At the end of the second grade, Sue found that she could not yet jump rope by herself. Yet she knew all her times tables, which many in her class did not. The challenge was that we were combining individual jump roping with saying the times tables by ourselves as a way to continue to strive in knowing them. Day after day Sue struggled in front of the class. She struggled to integrate gross and fine motor skills as well as a sense of rhythm and balance. She watched and even practiced at recess and she still could not get it, nor did it seem like she was making progress in any way.

During this time, I struggled with my own thoughts and feeling about the remedial assessment of Sue and one day as I watched Sue struggle, my faith diminished. For the first time, doubt entered my heart. Maybe I was asking too much of her; maybe my expectations were too high. This was the day that my picture of Sue weakened and changed and began to resemble more the distorted proportions projected by others. I was not happy with myself for this weakness. I fought to push the distortions out of my mind. Though I continued to support Sue and offer suggestions, doubt heavily squatted in my heart.

Then one day, without any indication, Sue stepped up to the front of the class with her usual equanimity, and she jumped rope to one of the times tables! The class cheered for her with loud shouts and big smiles, for this was their success as well; their job, as I explained earlier to them, was to be supportive in their thoughts, feelings and in their deeds. Some took time at recess to jump rope with her and offer encouraging words.

I was moved beyond words. Under the insistence of my expectations of her, Sue’s spirit never wavered and remained focused throughout this ordeal. She believed, while inwardly, I was being tempted to stray by a maze of mirrors and illusions. Sue was an unshakeable example of the strength of the human spirit that can tackle a seemingly impossible challenge with consistent equanimity and perseverance. In her time, she learned what she needed to learn.

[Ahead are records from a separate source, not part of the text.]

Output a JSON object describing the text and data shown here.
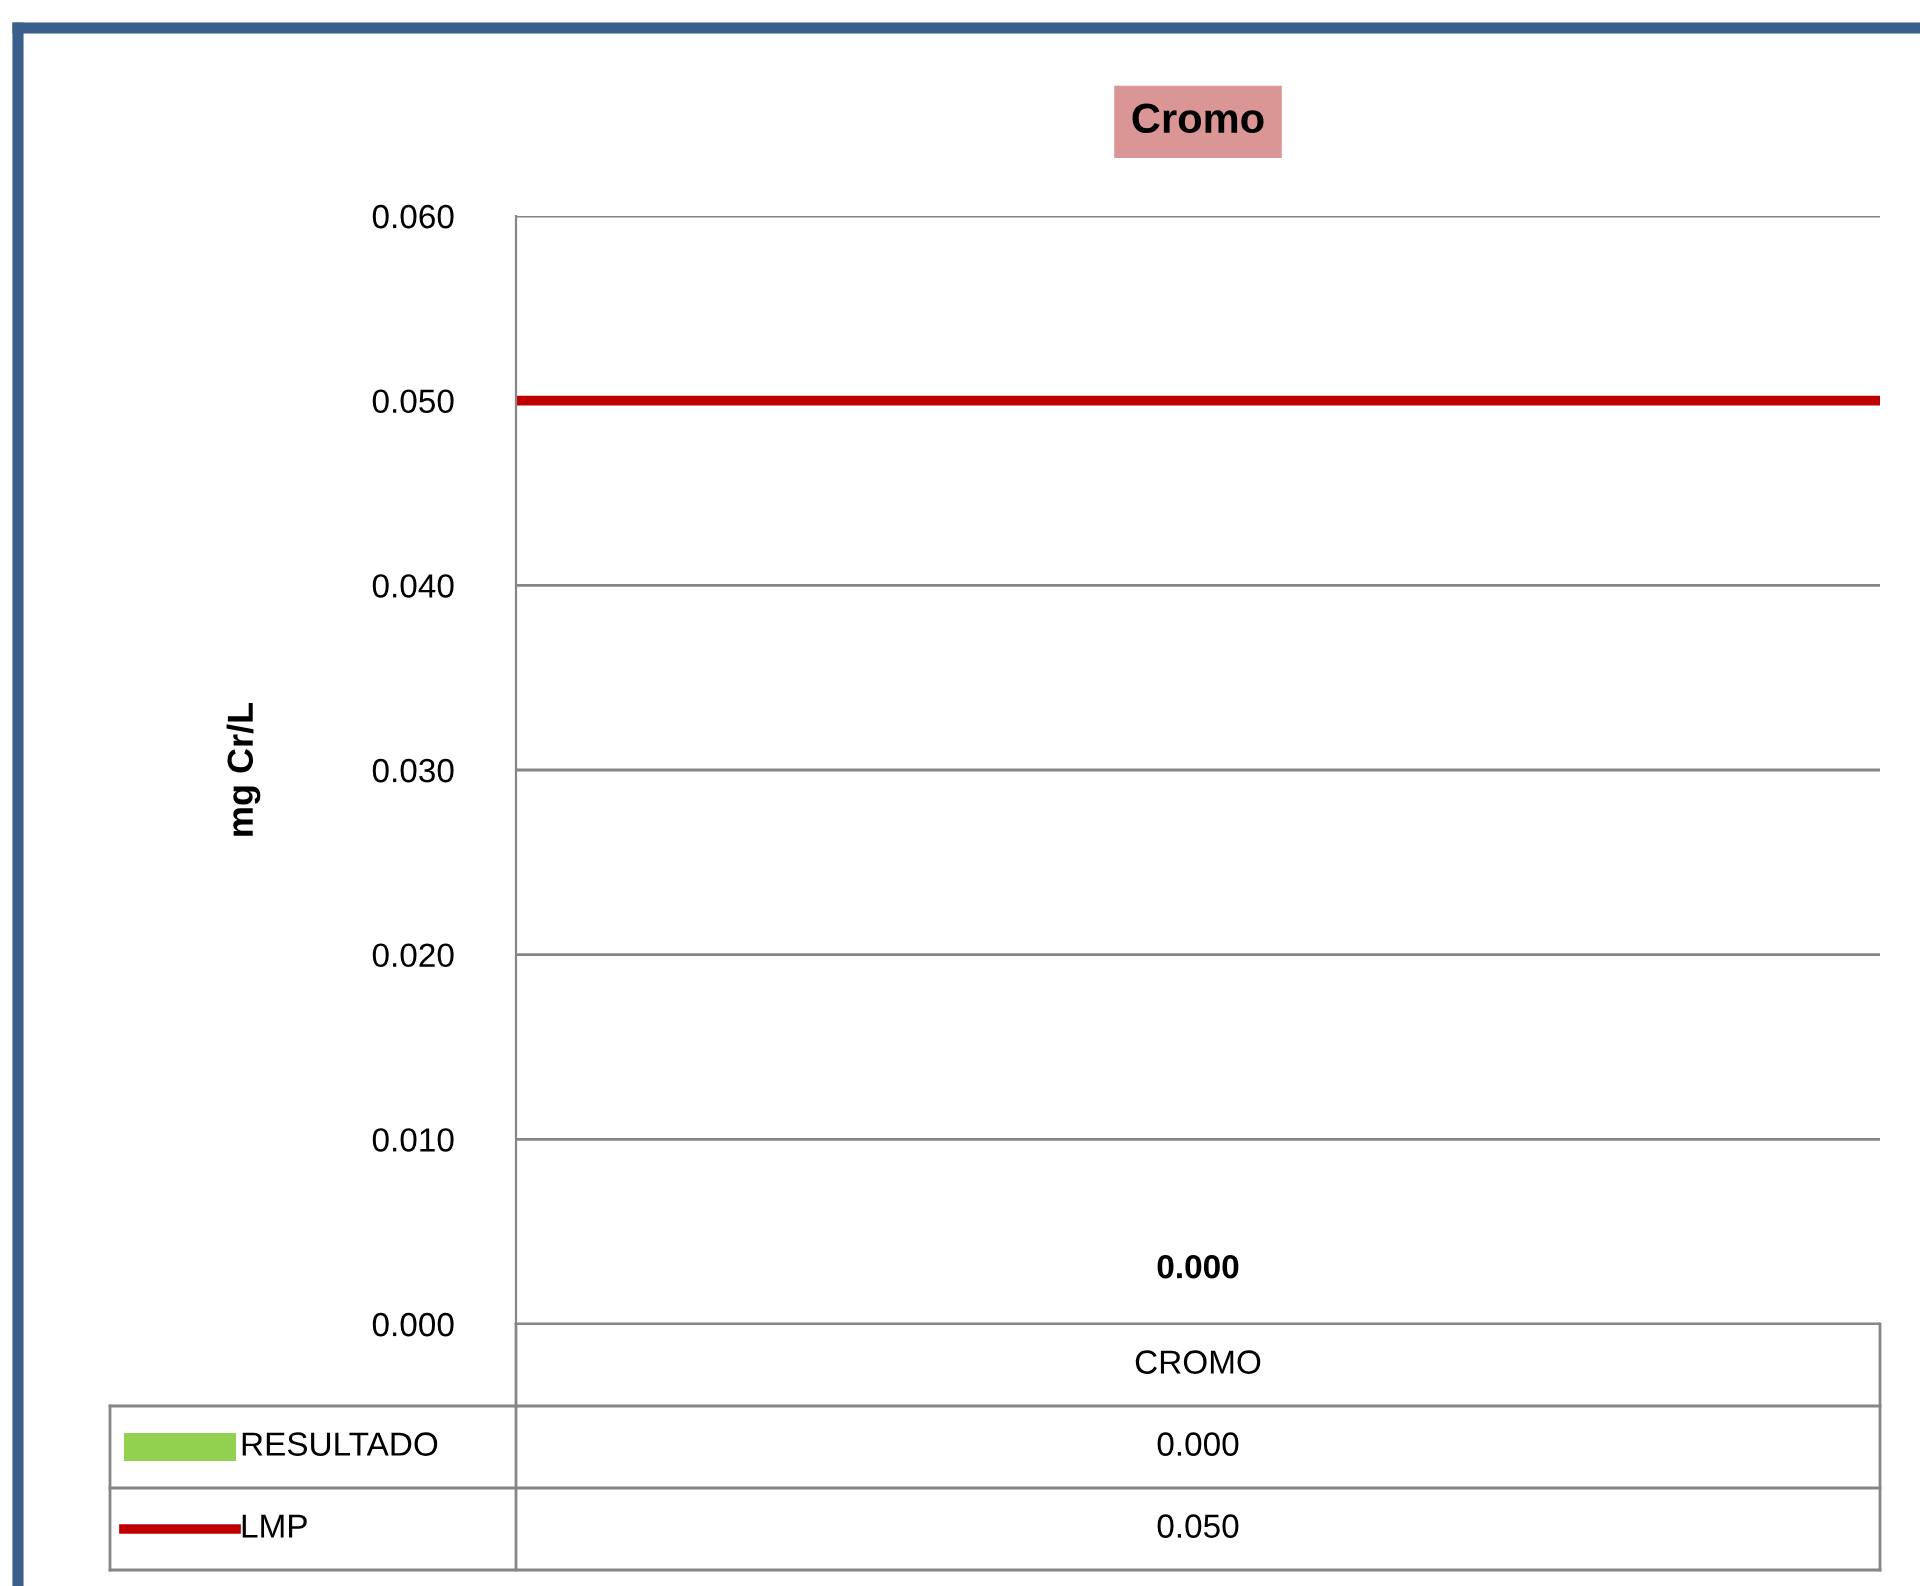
{
  "chart_data": {
    "type": "bar",
    "title": "Cromo",
    "ylabel": "mg Cr/L",
    "categories": [
      "CROMO"
    ],
    "series": [
      {
        "name": "RESULTADO",
        "color": "#92d050",
        "values": [
          0.0
        ],
        "value_labels": [
          "0.000"
        ]
      }
    ],
    "ref_lines": [
      {
        "axis": "y",
        "value": 0.05,
        "label": "LMP",
        "color": "#c00000",
        "line_style": "solid"
      }
    ],
    "ylim": [
      0,
      0.06
    ],
    "yticks": [
      {
        "value": 0,
        "label": "0.000"
      },
      {
        "value": 0.01,
        "label": "0.010"
      },
      {
        "value": 0.02,
        "label": "0.020"
      },
      {
        "value": 0.03,
        "label": "0.030"
      },
      {
        "value": 0.04,
        "label": "0.040"
      },
      {
        "value": 0.05,
        "label": "0.050"
      },
      {
        "value": 0.06,
        "label": "0.060"
      }
    ],
    "annotations": [
      "0.050"
    ],
    "grid": "y",
    "legend": "bottom"
  }
}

This experience is close to my heart because of my love for Sue and what she has taught us. But this experience is also an example of the importance of striving, wherever we find ourselves in need of that striving. Sue’s striving was within a physical practice and in her belief in herself to accomplish a task. My striving as a Waldorf teacher, in this story, was in the battle to stay faithful to the “knowing” that the human being has capacities that far outshine our imagination and mental limitations of them. We do not control what can unfold in the human being, we can only give opportunity for what is there to unfold. Sometimes the unfolding takes weeks, sometimes months, sometimes years. But when we don’t remain faithful in our thoughts and feelings regarding the strength of the human spirit to learn and grow, we get in the way, we become the hindrances to learning, we cut off time required for the spirit to unfold. For example, who says that I child will suffer in life, or that some unimaginable damage will be done to their growing minds, if a student is not reading by a certain age? Doubt and fear swim all around us and we must do our part to remember what to focus on and when to look away from the illusions and distortions. This is especially true in education.